When a 60x objective is used, the XY resolution is 6.4/60= 0.106 µm. The aspect ratio at 0.4 µm steps would be 0.4/0.106= 3.7. If the camera was binned 2x2, then the pixel size would be 6.4 x 2= 12.8. The XY resolution for the 60x would be 12.8/60= 0.21 µm. The aspect ratio at 0.4 µm steps would be 0.4/0.21= 1.9.
Do you need a laser to get true confocal?
No. Lasers are bright (many photons per second can be focused into a single diffraction-limited spot), but the photons they produce are just like those produced by Hg arc lamps or Hg/metal halide lamps or other sources, except lasers produce thousands of times more photons in a diffraction-limited spot. The laser beam does not penetrate more or less. Minski's first functioning confocal microscope used an Hg source and a vacuum photodiode detector. It was confocal because of the two small apertures he inserted. One aperture was used to limit the effective size of the source and the second aperture was used to limit the effective size of the detector.
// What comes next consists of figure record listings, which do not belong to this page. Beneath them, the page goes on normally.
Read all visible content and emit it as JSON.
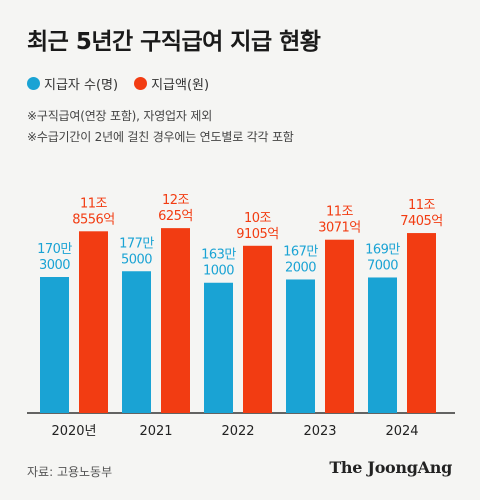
{
  "title": "최근 5년간 구직급여 지급 현황",
  "legend": [
    {
      "label": "지급자 수(명)",
      "color": "#1aa3d4"
    },
    {
      "label": "지급액(원)",
      "color": "#f23c12"
    }
  ],
  "notes": [
    "※구직급여(연장 포함), 자영업자 제외",
    "※수급기간이 2년에 걸친 경우에는 연도별로 각각 포함"
  ],
  "source": "자료: 고용노동부",
  "brand": "The JoongAng",
  "chart_data": {
    "type": "bar",
    "categories": [
      "2020년",
      "2021",
      "2022",
      "2023",
      "2024"
    ],
    "ylim": [
      0,
      130000
    ],
    "series": [
      {
        "name": "지급자 수(명)",
        "color": "#1aa3d4",
        "values": [
          1703000,
          1775000,
          1631000,
          1672000,
          1697000
        ],
        "labels": [
          [
            "170만",
            "3000"
          ],
          [
            "177만",
            "5000"
          ],
          [
            "163만",
            "1000"
          ],
          [
            "167만",
            "2000"
          ],
          [
            "169만",
            "7000"
          ]
        ]
      },
      {
        "name": "지급액(원)",
        "color": "#f23c12",
        "values": [
          118556,
          120625,
          109105,
          113071,
          117405
        ],
        "labels": [
          [
            "11조",
            "8556억"
          ],
          [
            "12조",
            "625억"
          ],
          [
            "10조",
            "9105억"
          ],
          [
            "11조",
            "3071억"
          ],
          [
            "11조",
            "7405억"
          ]
        ]
      }
    ]
  }
}
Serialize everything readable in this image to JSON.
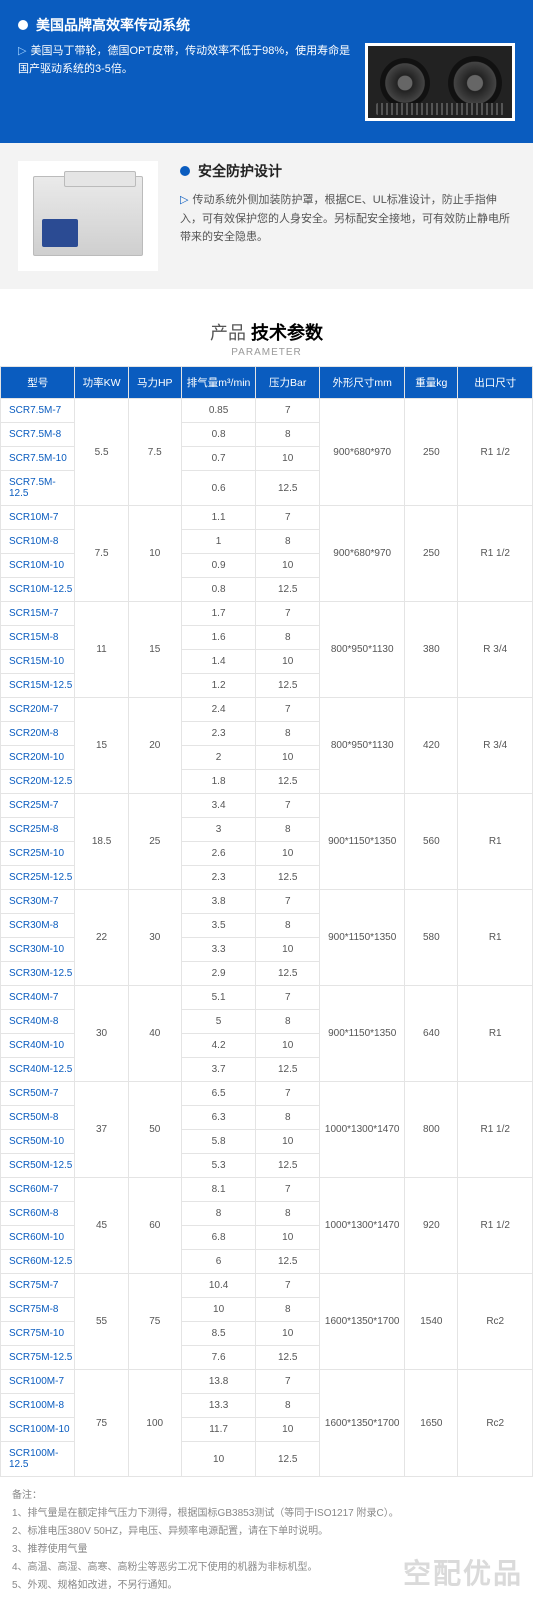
{
  "hero": {
    "title": "美国品牌高效率传动系统",
    "text": "美国马丁带轮，德国OPT皮带，传动效率不低于98%，使用寿命是国产驱动系统的3-5倍。"
  },
  "section2": {
    "title": "安全防护设计",
    "text": "传动系统外侧加装防护罩，根据CE、UL标准设计，防止手指伸入，可有效保护您的人身安全。另标配安全接地，可有效防止静电所带来的安全隐患。"
  },
  "params_header": {
    "light": "产品",
    "bold": "技术参数",
    "sub": "PARAMETER"
  },
  "table": {
    "headers": [
      "型号",
      "功率KW",
      "马力HP",
      "排气量m³/min",
      "压力Bar",
      "外形尺寸mm",
      "重量kg",
      "出口尺寸"
    ],
    "groups": [
      {
        "kw": "5.5",
        "hp": "7.5",
        "dim": "900*680*970",
        "wt": "250",
        "out": "R1 1/2",
        "rows": [
          [
            "SCR7.5M-7",
            "0.85",
            "7"
          ],
          [
            "SCR7.5M-8",
            "0.8",
            "8"
          ],
          [
            "SCR7.5M-10",
            "0.7",
            "10"
          ],
          [
            "SCR7.5M-12.5",
            "0.6",
            "12.5"
          ]
        ]
      },
      {
        "kw": "7.5",
        "hp": "10",
        "dim": "900*680*970",
        "wt": "250",
        "out": "R1 1/2",
        "rows": [
          [
            "SCR10M-7",
            "1.1",
            "7"
          ],
          [
            "SCR10M-8",
            "1",
            "8"
          ],
          [
            "SCR10M-10",
            "0.9",
            "10"
          ],
          [
            "SCR10M-12.5",
            "0.8",
            "12.5"
          ]
        ]
      },
      {
        "kw": "11",
        "hp": "15",
        "dim": "800*950*1130",
        "wt": "380",
        "out": "R 3/4",
        "rows": [
          [
            "SCR15M-7",
            "1.7",
            "7"
          ],
          [
            "SCR15M-8",
            "1.6",
            "8"
          ],
          [
            "SCR15M-10",
            "1.4",
            "10"
          ],
          [
            "SCR15M-12.5",
            "1.2",
            "12.5"
          ]
        ]
      },
      {
        "kw": "15",
        "hp": "20",
        "dim": "800*950*1130",
        "wt": "420",
        "out": "R 3/4",
        "rows": [
          [
            "SCR20M-7",
            "2.4",
            "7"
          ],
          [
            "SCR20M-8",
            "2.3",
            "8"
          ],
          [
            "SCR20M-10",
            "2",
            "10"
          ],
          [
            "SCR20M-12.5",
            "1.8",
            "12.5"
          ]
        ]
      },
      {
        "kw": "18.5",
        "hp": "25",
        "dim": "900*1150*1350",
        "wt": "560",
        "out": "R1",
        "rows": [
          [
            "SCR25M-7",
            "3.4",
            "7"
          ],
          [
            "SCR25M-8",
            "3",
            "8"
          ],
          [
            "SCR25M-10",
            "2.6",
            "10"
          ],
          [
            "SCR25M-12.5",
            "2.3",
            "12.5"
          ]
        ]
      },
      {
        "kw": "22",
        "hp": "30",
        "dim": "900*1150*1350",
        "wt": "580",
        "out": "R1",
        "rows": [
          [
            "SCR30M-7",
            "3.8",
            "7"
          ],
          [
            "SCR30M-8",
            "3.5",
            "8"
          ],
          [
            "SCR30M-10",
            "3.3",
            "10"
          ],
          [
            "SCR30M-12.5",
            "2.9",
            "12.5"
          ]
        ]
      },
      {
        "kw": "30",
        "hp": "40",
        "dim": "900*1150*1350",
        "wt": "640",
        "out": "R1",
        "rows": [
          [
            "SCR40M-7",
            "5.1",
            "7"
          ],
          [
            "SCR40M-8",
            "5",
            "8"
          ],
          [
            "SCR40M-10",
            "4.2",
            "10"
          ],
          [
            "SCR40M-12.5",
            "3.7",
            "12.5"
          ]
        ]
      },
      {
        "kw": "37",
        "hp": "50",
        "dim": "1000*1300*1470",
        "wt": "800",
        "out": "R1 1/2",
        "rows": [
          [
            "SCR50M-7",
            "6.5",
            "7"
          ],
          [
            "SCR50M-8",
            "6.3",
            "8"
          ],
          [
            "SCR50M-10",
            "5.8",
            "10"
          ],
          [
            "SCR50M-12.5",
            "5.3",
            "12.5"
          ]
        ]
      },
      {
        "kw": "45",
        "hp": "60",
        "dim": "1000*1300*1470",
        "wt": "920",
        "out": "R1 1/2",
        "rows": [
          [
            "SCR60M-7",
            "8.1",
            "7"
          ],
          [
            "SCR60M-8",
            "8",
            "8"
          ],
          [
            "SCR60M-10",
            "6.8",
            "10"
          ],
          [
            "SCR60M-12.5",
            "6",
            "12.5"
          ]
        ]
      },
      {
        "kw": "55",
        "hp": "75",
        "dim": "1600*1350*1700",
        "wt": "1540",
        "out": "Rc2",
        "rows": [
          [
            "SCR75M-7",
            "10.4",
            "7"
          ],
          [
            "SCR75M-8",
            "10",
            "8"
          ],
          [
            "SCR75M-10",
            "8.5",
            "10"
          ],
          [
            "SCR75M-12.5",
            "7.6",
            "12.5"
          ]
        ]
      },
      {
        "kw": "75",
        "hp": "100",
        "dim": "1600*1350*1700",
        "wt": "1650",
        "out": "Rc2",
        "rows": [
          [
            "SCR100M-7",
            "13.8",
            "7"
          ],
          [
            "SCR100M-8",
            "13.3",
            "8"
          ],
          [
            "SCR100M-10",
            "11.7",
            "10"
          ],
          [
            "SCR100M-12.5",
            "10",
            "12.5"
          ]
        ]
      }
    ]
  },
  "notes": {
    "title": "备注：",
    "items": [
      "1、排气量是在额定排气压力下测得，根据国标GB3853测试（等同于ISO1217  附录C）。",
      "2、标准电压380V 50HZ，异电压、异频率电源配置，请在下单时说明。",
      "3、推荐使用气量",
      "4、高温、高湿、高寒、高粉尘等恶劣工况下使用的机器为非标机型。",
      "5、外观、规格如改进，不另行通知。"
    ]
  },
  "watermark": "空配优品"
}
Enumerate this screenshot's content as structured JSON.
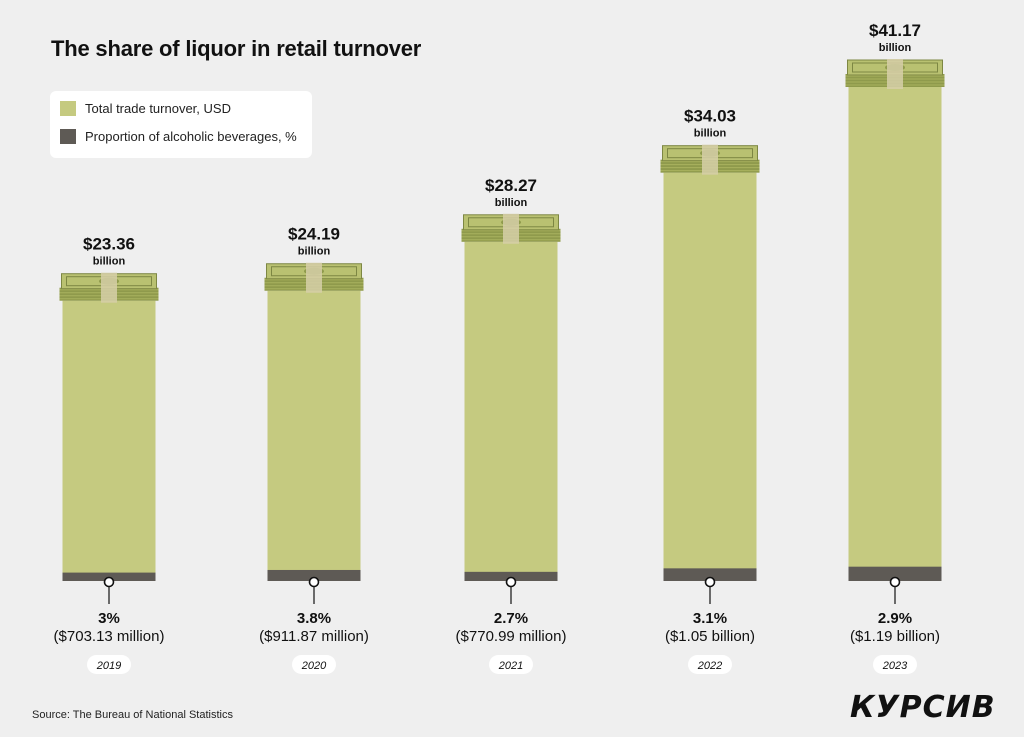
{
  "title": "The share of liquor in retail turnover",
  "legend": {
    "items": [
      {
        "label": "Total trade turnover, USD",
        "color": "#c5ca80"
      },
      {
        "label": "Proportion of alcoholic beverages, %",
        "color": "#5e5a55"
      }
    ]
  },
  "source": "Source: The Bureau of National Statistics",
  "logo": "КУРСИВ",
  "chart_data": {
    "type": "bar",
    "title": "The share of liquor in retail turnover",
    "categories": [
      "2019",
      "2020",
      "2021",
      "2022",
      "2023"
    ],
    "series": [
      {
        "name": "Total trade turnover, USD",
        "unit": "billion USD",
        "values": [
          23.36,
          24.19,
          28.27,
          34.03,
          41.17
        ],
        "color": "#c5ca80"
      },
      {
        "name": "Proportion of alcoholic beverages, %",
        "unit": "%",
        "values": [
          3,
          3.8,
          2.7,
          3.1,
          2.9
        ],
        "color": "#5e5a55"
      }
    ],
    "value_labels": [
      "$23.36",
      "$24.19",
      "$28.27",
      "$34.03",
      "$41.17"
    ],
    "value_units": [
      "billion",
      "billion",
      "billion",
      "billion",
      "billion"
    ],
    "share_labels": [
      "3%",
      "3.8%",
      "2.7%",
      "3.1%",
      "2.9%"
    ],
    "amount_labels": [
      "($703.13 million)",
      "($911.87 million)",
      "($770.99 million)",
      "($1.05 billion)",
      "($1.19 billion)"
    ],
    "ylim": [
      0,
      45
    ],
    "grid": false,
    "legend_position": "top-left"
  }
}
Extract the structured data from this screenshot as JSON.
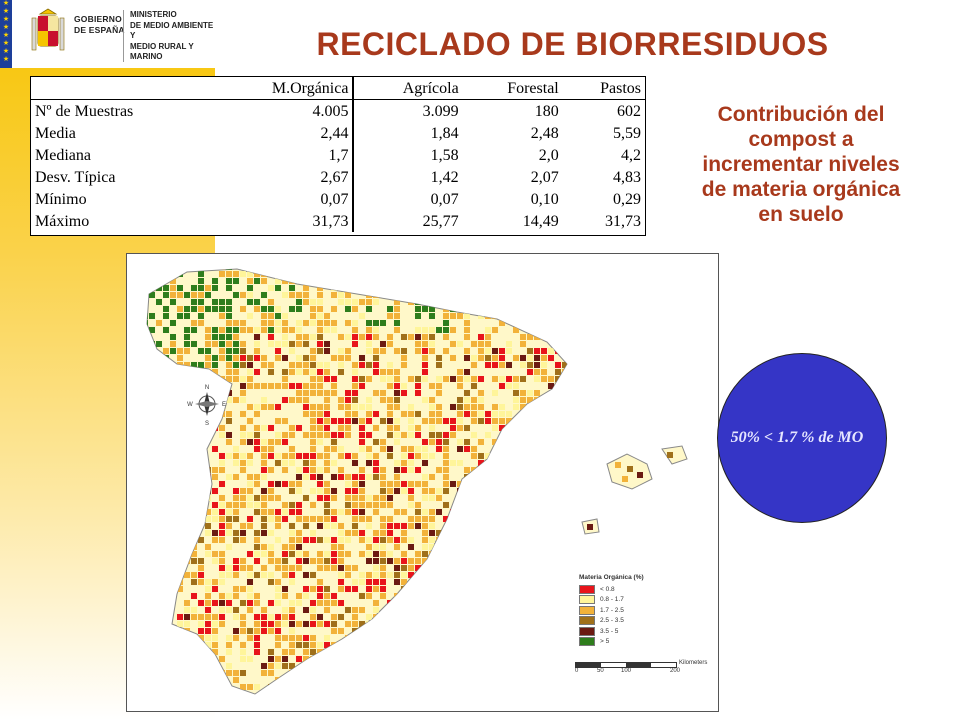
{
  "header": {
    "gobierno": [
      "GOBIERNO",
      "DE ESPAÑA"
    ],
    "ministerio": [
      "MINISTERIO",
      "DE MEDIO AMBIENTE Y",
      "MEDIO RURAL Y",
      "MARINO"
    ]
  },
  "title": "RECICLADO DE BIORRESIDUOS",
  "table": {
    "headers": [
      "",
      "M.Orgánica",
      "Agrícola",
      "Forestal",
      "Pastos"
    ],
    "rows": [
      [
        "Nº de Muestras",
        "4.005",
        "3.099",
        "180",
        "602"
      ],
      [
        "Media",
        "2,44",
        "1,84",
        "2,48",
        "5,59"
      ],
      [
        "Mediana",
        "1,7",
        "1,58",
        "2,0",
        "4,2"
      ],
      [
        "Desv. Típica",
        "2,67",
        "1,42",
        "2,07",
        "4,83"
      ],
      [
        "Mínimo",
        "0,07",
        "0,07",
        "0,10",
        "0,29"
      ],
      [
        "Máximo",
        "31,73",
        "25,77",
        "14,49",
        "31,73"
      ]
    ]
  },
  "contribution_text": [
    "Contribución del",
    "compost  a",
    "incrementar niveles",
    "de materia orgánica",
    "en suelo"
  ],
  "map": {
    "compass": [
      "N",
      "E",
      "S",
      "W"
    ],
    "legend_title": "Materia Orgánica (%)",
    "legend": [
      {
        "label": "< 0.8",
        "color": "#e8141b"
      },
      {
        "label": "0.8 - 1.7",
        "color": "#fff59a"
      },
      {
        "label": "1.7 - 2.5",
        "color": "#f2b23a"
      },
      {
        "label": "2.5 - 3.5",
        "color": "#a0701a"
      },
      {
        "label": "3.5 - 5",
        "color": "#6b1a12"
      },
      {
        "label": "> 5",
        "color": "#2e7d1c"
      }
    ],
    "scale_labels": [
      "0",
      "50",
      "100",
      "200"
    ],
    "scale_unit": "Kilometers"
  },
  "bubble_text": "50% < 1.7 % de MO",
  "colors": {
    "title": "#a8391c",
    "bubble": "#3535c6",
    "band": "#f7c400"
  }
}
Confocals often use lasers to get one mW of light into a single spot. However, this causes the dye at the focus spot to saturate. If you have many pinholes, like in a spinning disk confocal, you can get enough photons to form images fairly fast using arc sources. The BD Pathway™ instrument uses a large number of pinholes that allow thousands of times more light than a single round aperture. Thus, it compensates for the reduced light of an Hg light source.